The most serious flaw is a DTLS plaintext recovery attack that has already been publicly documented.

OpenSSL has released an alert to warn of at least six security vulnerabilities affecting users of the open source implementation of the SSL and TLS protocols.

The vulnerabilities have been fixed in OpenSSL versions 1.0.0f and 0.9.8s.

The most serious flaw is a DTLS plaintext recovery attack that is publicly known (.pdf):

Nadhem Alfardan and Kenny Paterson have discovered an extension of the Vaudenay padding oracle attack on CBC mode encryption which enables an efficient plaintext recovery attack against the OpenSSL implementation of DTLS. Their attack exploits timing differences arising during decryption processing.

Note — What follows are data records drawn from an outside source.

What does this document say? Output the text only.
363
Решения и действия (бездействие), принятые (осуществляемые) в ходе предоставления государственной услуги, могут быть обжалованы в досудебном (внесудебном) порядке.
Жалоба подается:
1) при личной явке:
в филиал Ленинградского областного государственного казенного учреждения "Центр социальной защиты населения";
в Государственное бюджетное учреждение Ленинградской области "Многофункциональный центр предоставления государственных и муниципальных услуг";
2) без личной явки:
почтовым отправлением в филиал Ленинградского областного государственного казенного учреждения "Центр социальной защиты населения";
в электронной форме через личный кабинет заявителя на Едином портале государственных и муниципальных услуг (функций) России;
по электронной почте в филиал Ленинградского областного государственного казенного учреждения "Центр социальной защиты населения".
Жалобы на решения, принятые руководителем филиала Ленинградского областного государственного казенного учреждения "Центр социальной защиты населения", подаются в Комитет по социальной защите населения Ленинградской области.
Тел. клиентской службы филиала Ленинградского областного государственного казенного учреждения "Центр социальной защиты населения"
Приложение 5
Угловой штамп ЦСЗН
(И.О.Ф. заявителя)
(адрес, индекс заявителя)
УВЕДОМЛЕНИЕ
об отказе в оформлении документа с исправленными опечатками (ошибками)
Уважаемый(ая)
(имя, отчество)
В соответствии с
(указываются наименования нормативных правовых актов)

The latest OpenSSL updates also fixes a policy check failure that leads to a double-free bug and a separate issue where OpenSSL prior to 1.0.0f and 0.9.8s fails to clear the bytes used as block cipher padding in SSL 3.0 records. This affects both clients and servers that accept SSL 3.0 handshakes.

"As a result, in each record, up to 15 bytes of uninitialized memory may be sent, encrypted, to the SSL peer. This could include sensitive contents of previously freed memory," the open-source group said in an advisory.